Al centro di questa iniziativa c’è l’ospitalità, non come servizio, ma come valore. La vera ospitalità non si limita a offrire un letto o un tetto; consiste nel creare un ambiente in cui le persone si sentano viste, accompagnate e meno sole. Questo ci ha portati a coinvolgere Abbracci d’Amore, un’associazione con competenze solide e risorse nel campo del supporto e della cura delle famiglie. La nostra collaborazione non era nuova: come CPAS, avevamo già lavorato insieme in un progetto finanziato dalla Regione Lombardia, coordinato da Babele, chiamato GIF (Giovani, Interazioni, Famiglie).

Insieme, abbiamo presentato una proposta congiunta al Comune di Pavia nell’ambito di ATS (Associazione Temporanea di Scopo) con Legambiente Circolo Il Barcé APS e Abbracci d’Amore ODV, includendo nel piano di gestione dell’immobile un’area dedicata all’accoglienza delle famiglie provenienti da fuori città per cure mediche.

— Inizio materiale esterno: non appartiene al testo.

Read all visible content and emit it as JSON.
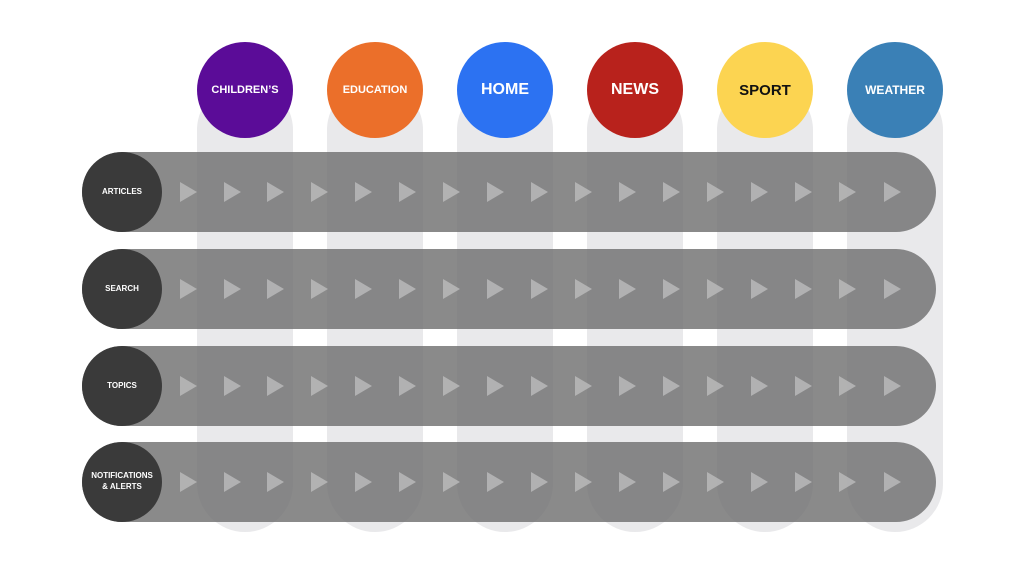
{
  "columns": [
    {
      "label": "CHILDREN’S",
      "color": "#5b0c98",
      "text_color": "#ffffff"
    },
    {
      "label": "EDUCATION",
      "color": "#eb6f2a",
      "text_color": "#ffffff"
    },
    {
      "label": "HOME",
      "color": "#2c72f2",
      "text_color": "#ffffff"
    },
    {
      "label": "NEWS",
      "color": "#b8221c",
      "text_color": "#ffffff"
    },
    {
      "label": "SPORT",
      "color": "#fcd451",
      "text_color": "#111111"
    },
    {
      "label": "WEATHER",
      "color": "#3a80b6",
      "text_color": "#ffffff"
    }
  ],
  "rows": [
    {
      "label": "ARTICLES"
    },
    {
      "label": "SEARCH"
    },
    {
      "label": "TOPICS"
    },
    {
      "label": "NOTIFICATIONS & ALERTS"
    }
  ],
  "arrow_icon": "play-arrow-icon"
}
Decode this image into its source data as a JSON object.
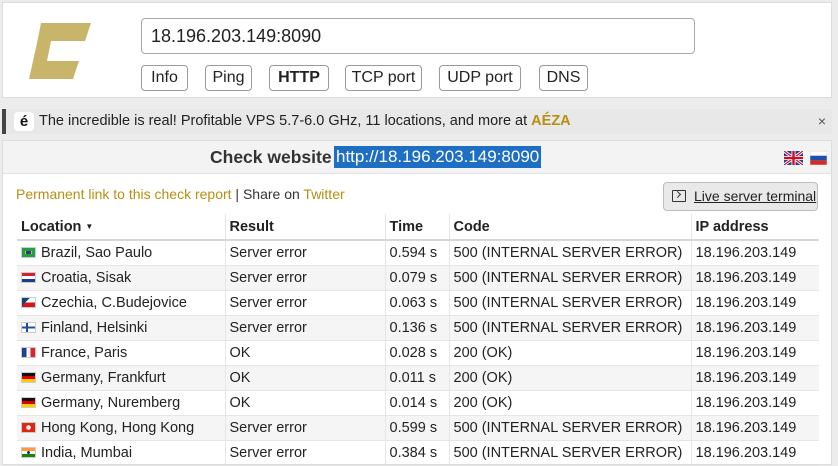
{
  "header": {
    "url_value": "18.196.203.149:8090",
    "tabs": [
      "Info",
      "Ping",
      "HTTP",
      "TCP port",
      "UDP port",
      "DNS"
    ],
    "active_tab": "HTTP"
  },
  "ad": {
    "badge": "é",
    "text": "The incredible is real! Profitable VPS 5.7-6.0 GHz, 11 locations, and more at ",
    "brand": "AÉZA",
    "close": "×"
  },
  "panel": {
    "title": "Check website",
    "url": "http://18.196.203.149:8090",
    "permalink": "Permanent link to this check report",
    "separator": " | Share on ",
    "twitter": "Twitter",
    "terminal_button": "Live server terminal"
  },
  "table": {
    "headers": [
      "Location",
      "Result",
      "Time",
      "Code",
      "IP address"
    ],
    "sort_indicator": "▼",
    "rows": [
      {
        "flag": "brazil",
        "location": "Brazil, Sao Paulo",
        "result": "Server error",
        "time": "0.594 s",
        "code": "500 (INTERNAL SERVER ERROR)",
        "ip": "18.196.203.149",
        "error": true
      },
      {
        "flag": "croatia",
        "location": "Croatia, Sisak",
        "result": "Server error",
        "time": "0.079 s",
        "code": "500 (INTERNAL SERVER ERROR)",
        "ip": "18.196.203.149",
        "error": true
      },
      {
        "flag": "czechia",
        "location": "Czechia, C.Budejovice",
        "result": "Server error",
        "time": "0.063 s",
        "code": "500 (INTERNAL SERVER ERROR)",
        "ip": "18.196.203.149",
        "error": true
      },
      {
        "flag": "finland",
        "location": "Finland, Helsinki",
        "result": "Server error",
        "time": "0.136 s",
        "code": "500 (INTERNAL SERVER ERROR)",
        "ip": "18.196.203.149",
        "error": true
      },
      {
        "flag": "france",
        "location": "France, Paris",
        "result": "OK",
        "time": "0.028 s",
        "code": "200 (OK)",
        "ip": "18.196.203.149",
        "error": false
      },
      {
        "flag": "germany",
        "location": "Germany, Frankfurt",
        "result": "OK",
        "time": "0.011 s",
        "code": "200 (OK)",
        "ip": "18.196.203.149",
        "error": false
      },
      {
        "flag": "germany",
        "location": "Germany, Nuremberg",
        "result": "OK",
        "time": "0.014 s",
        "code": "200 (OK)",
        "ip": "18.196.203.149",
        "error": false
      },
      {
        "flag": "hongkong",
        "location": "Hong Kong, Hong Kong",
        "result": "Server error",
        "time": "0.599 s",
        "code": "500 (INTERNAL SERVER ERROR)",
        "ip": "18.196.203.149",
        "error": true
      },
      {
        "flag": "india",
        "location": "India, Mumbai",
        "result": "Server error",
        "time": "0.384 s",
        "code": "500 (INTERNAL SERVER ERROR)",
        "ip": "18.196.203.149",
        "error": true
      }
    ]
  },
  "colors": {
    "brand_gold": "#c9b56a",
    "error_red": "#d32222",
    "link_gold": "#b88f12",
    "highlight_blue": "#1e6fc4"
  }
}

La nostra organizzazione lavora da tempo nella cooperazione internazionale, in particolare nel settore della pediatria. Anni di collaborazione con istituzioni mediche e professionisti della salute ci hanno insegnato che la cura non si ferma alle porte degli ospedali. Le famiglie fanno parte del processo di guarigione, e sostenerle è una dimensione essenziale, spesso invisibile, dei sistemi sanitari.
Portare questa consapevolezza in un progetto locale è sembrato naturale e necessario. Dedicando una parte dello spazio all’accoglienza delle famiglie, miriamo a collegare valori globali e azioni locali, trasformando l’esperienza acquisita all’estero in solidarietà concreta a casa nostra.

Questo progetto fa parte di un ecosistema più ampio. Il nuovo edificio si trova nel quartiere Scala, un’area fragile e complessa. La maggior parte delle famiglie che vi abitano ha un reddito basso e affronta diverse sfide sociali. Tuttavia, il quartiere possiede anche un grande potenziale: ospita infrastrutture preziose, come teatri e strutture sportive, e le risorse umane presenti non sono affatto trascurabili. Attività e progetti come quello a cui stiamo lavorando possono rappresentare un punto di partenza per trasformare il quartiere, rendendolo più vivo e dinamico.
Ciò che emerge non è solo un edificio con una nuova funzione, ma un processo condiviso, che si fonda su fiducia, cooperazione e impegno a lungo termine. Progetti come questo dimostrano come le comunità possano rispondere in modo creativo alle difficoltà, trasformando le interruzioni in opportunità di connessione. Perché la cura non è mai solo individuale. È qualcosa che costruiamo insieme, passo dopo passo, spazio dopo spazio.